Na opinião dos alunos, para o curso se tornar ainda mais inclusivo e diverso, os estudantes deveriam poder também contar com cotas para entrar nas monitorias e na residência médica, setores em que o porcentual de negros costuma cair. “Não consegui fazer residência e isso foi muito ruim para a minha formação”, conta Simone Lima. “Eu tinha de começar a trabalhar e ganhar dinheiro, não dava mais para ficar sem remuneração.”

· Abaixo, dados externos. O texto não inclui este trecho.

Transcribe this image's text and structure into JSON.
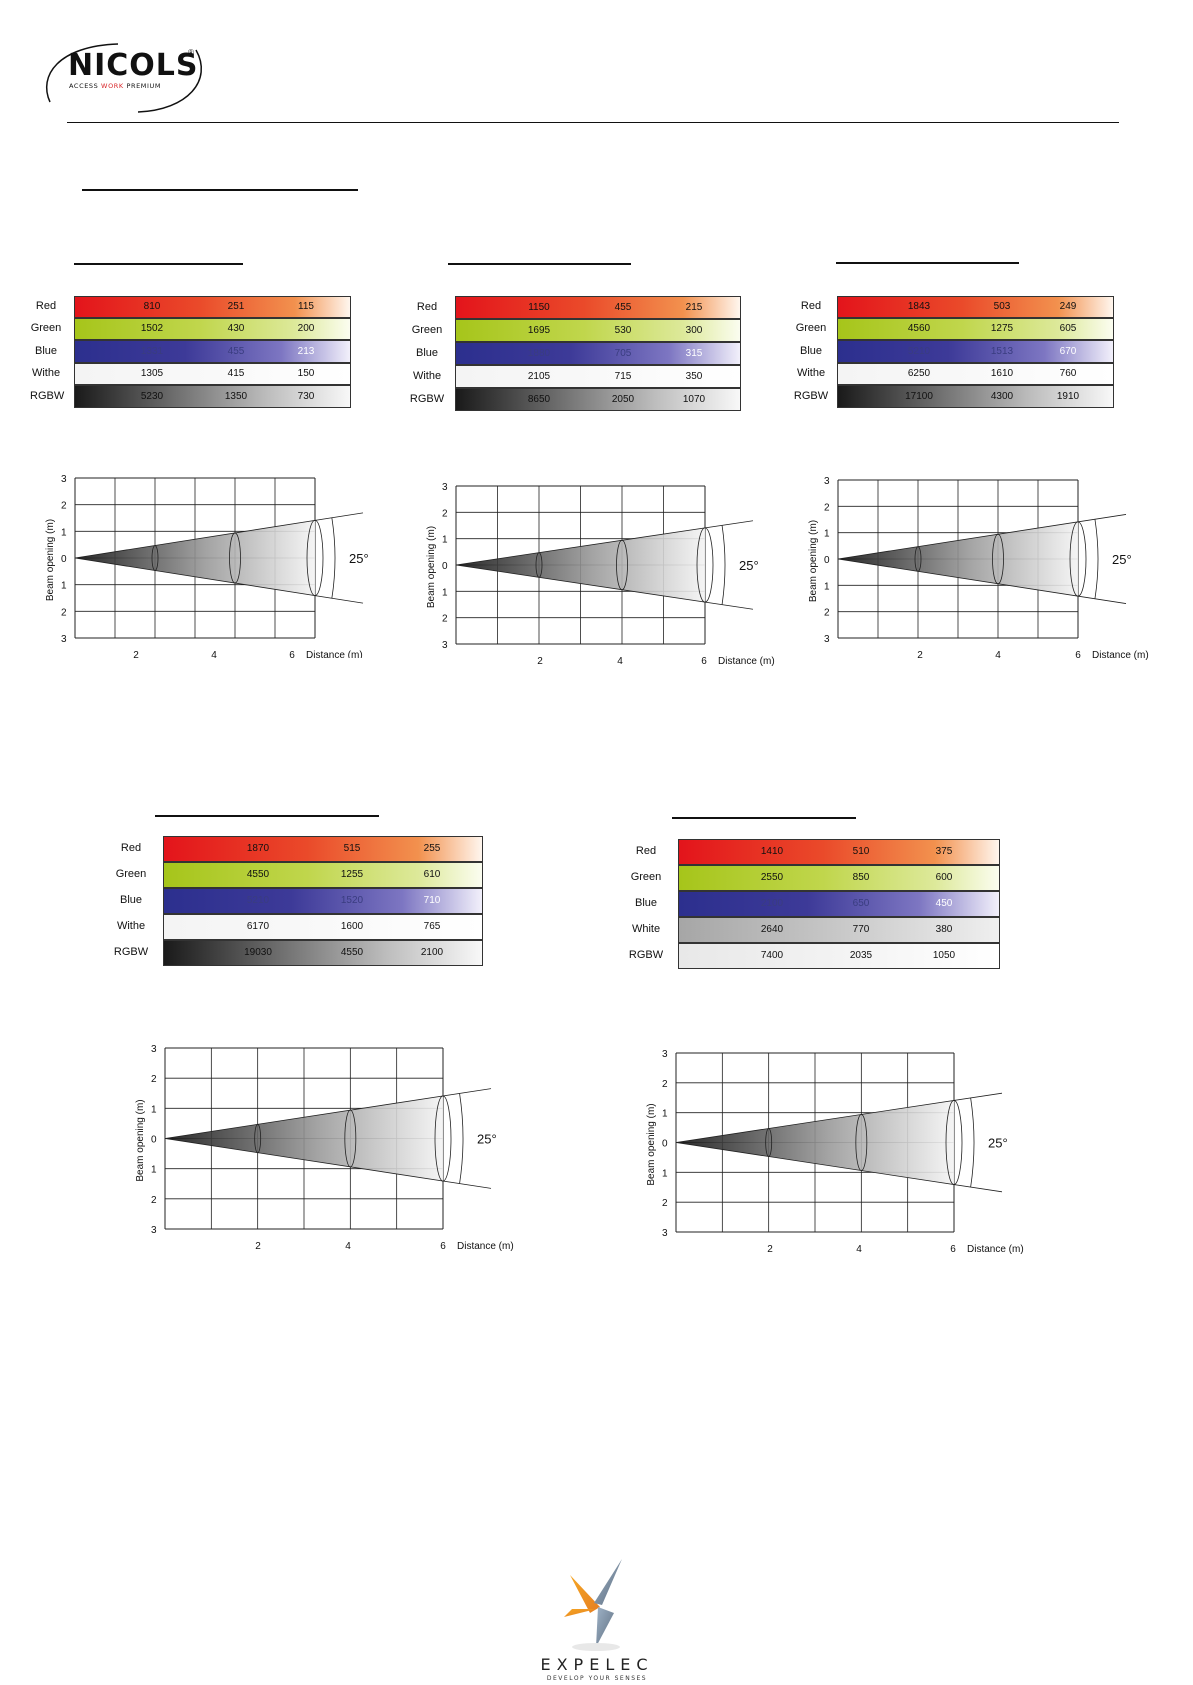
{
  "header": {
    "brand": "NICOLS",
    "brand_mark": "®",
    "tagline_1": "ACCESS",
    "tagline_2": "WORK",
    "tagline_3": "PREMIUM"
  },
  "colors": {
    "accent_red": "#d8262a",
    "rule": "#111111"
  },
  "footer": {
    "brand": "EXPELEC",
    "tagline": "DEVELOP YOUR SENSES"
  },
  "panels": [
    {
      "rows": [
        {
          "label": "Red",
          "values": [
            "810",
            "251",
            "115"
          ]
        },
        {
          "label": "Green",
          "values": [
            "1502",
            "430",
            "200"
          ]
        },
        {
          "label": "Blue",
          "values": [
            "1331",
            "455",
            "213"
          ]
        },
        {
          "label": "Withe",
          "values": [
            "1305",
            "415",
            "150"
          ]
        },
        {
          "label": "RGBW",
          "values": [
            "5230",
            "1350",
            "730"
          ]
        }
      ],
      "chart": {
        "y_ticks": [
          "3",
          "2",
          "1",
          "0",
          "1",
          "2",
          "3"
        ],
        "x_ticks": [
          "2",
          "4",
          "6"
        ],
        "ylabel": "Beam opening (m)",
        "xlabel": "Distance (m)",
        "angle": "25°"
      }
    },
    {
      "rows": [
        {
          "label": "Red",
          "values": [
            "1150",
            "455",
            "215"
          ]
        },
        {
          "label": "Green",
          "values": [
            "1695",
            "530",
            "300"
          ]
        },
        {
          "label": "Blue",
          "values": [
            "1880",
            "705",
            "315"
          ]
        },
        {
          "label": "Withe",
          "values": [
            "2105",
            "715",
            "350"
          ]
        },
        {
          "label": "RGBW",
          "values": [
            "8650",
            "2050",
            "1070"
          ]
        }
      ],
      "chart": {
        "y_ticks": [
          "3",
          "2",
          "1",
          "0",
          "1",
          "2",
          "3"
        ],
        "x_ticks": [
          "2",
          "4",
          "6"
        ],
        "ylabel": "Beam opening (m)",
        "xlabel": "Distance (m)",
        "angle": "25°"
      }
    },
    {
      "rows": [
        {
          "label": "Red",
          "values": [
            "1843",
            "503",
            "249"
          ]
        },
        {
          "label": "Green",
          "values": [
            "4560",
            "1275",
            "605"
          ]
        },
        {
          "label": "Blue",
          "values": [
            "5210",
            "1513",
            "670"
          ]
        },
        {
          "label": "Withe",
          "values": [
            "6250",
            "1610",
            "760"
          ]
        },
        {
          "label": "RGBW",
          "values": [
            "17100",
            "4300",
            "1910"
          ]
        }
      ],
      "chart": {
        "y_ticks": [
          "3",
          "2",
          "1",
          "0",
          "1",
          "2",
          "3"
        ],
        "x_ticks": [
          "2",
          "4",
          "6"
        ],
        "ylabel": "Beam opening (m)",
        "xlabel": "Distance (m)",
        "angle": "25°"
      }
    },
    {
      "rows": [
        {
          "label": "Red",
          "values": [
            "1870",
            "515",
            "255"
          ]
        },
        {
          "label": "Green",
          "values": [
            "4550",
            "1255",
            "610"
          ]
        },
        {
          "label": "Blue",
          "values": [
            "5210",
            "1520",
            "710"
          ]
        },
        {
          "label": "Withe",
          "values": [
            "6170",
            "1600",
            "765"
          ]
        },
        {
          "label": "RGBW",
          "values": [
            "19030",
            "4550",
            "2100"
          ]
        }
      ],
      "chart": {
        "y_ticks": [
          "3",
          "2",
          "1",
          "0",
          "1",
          "2",
          "3"
        ],
        "x_ticks": [
          "2",
          "4",
          "6"
        ],
        "ylabel": "Beam opening (m)",
        "xlabel": "Distance (m)",
        "angle": "25°"
      }
    },
    {
      "rows": [
        {
          "label": "Red",
          "values": [
            "1410",
            "510",
            "375"
          ]
        },
        {
          "label": "Green",
          "values": [
            "2550",
            "850",
            "600"
          ]
        },
        {
          "label": "Blue",
          "values": [
            "2100",
            "650",
            "450"
          ]
        },
        {
          "label": "White",
          "values": [
            "2640",
            "770",
            "380"
          ]
        },
        {
          "label": "RGBW",
          "values": [
            "7400",
            "2035",
            "1050"
          ]
        }
      ],
      "chart": {
        "y_ticks": [
          "3",
          "2",
          "1",
          "0",
          "1",
          "2",
          "3"
        ],
        "x_ticks": [
          "2",
          "4",
          "6"
        ],
        "ylabel": "Beam opening (m)",
        "xlabel": "Distance (m)",
        "angle": "25°"
      }
    }
  ]
}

A maior diversidade nos cursos e na profissão de forma geral traz contribuições importantes tanto na formação quanto na prática diária da Medicina. “A profissão vai ganhar com essa maior diversidade, com os negros e também os indígenas, sobretudo se eles vierem das bases populares. Vão ser mais sensíveis à periferia, à favela”, acredita Cátia. “Eles vão contribuir para pensar soluções diferentes para o País, que é de uma riqueza cultural tão grande.”
Simone conta que tem muito orgulho de sua trajetória na Medicina. “Sou referência para minha filha e para muitas pessoas da minha família”, diz a médica. “Mas tem muita gente boa vindo por aí, e é muito bom a gente começar a se enxergar, a gente mulher e a gente preta.”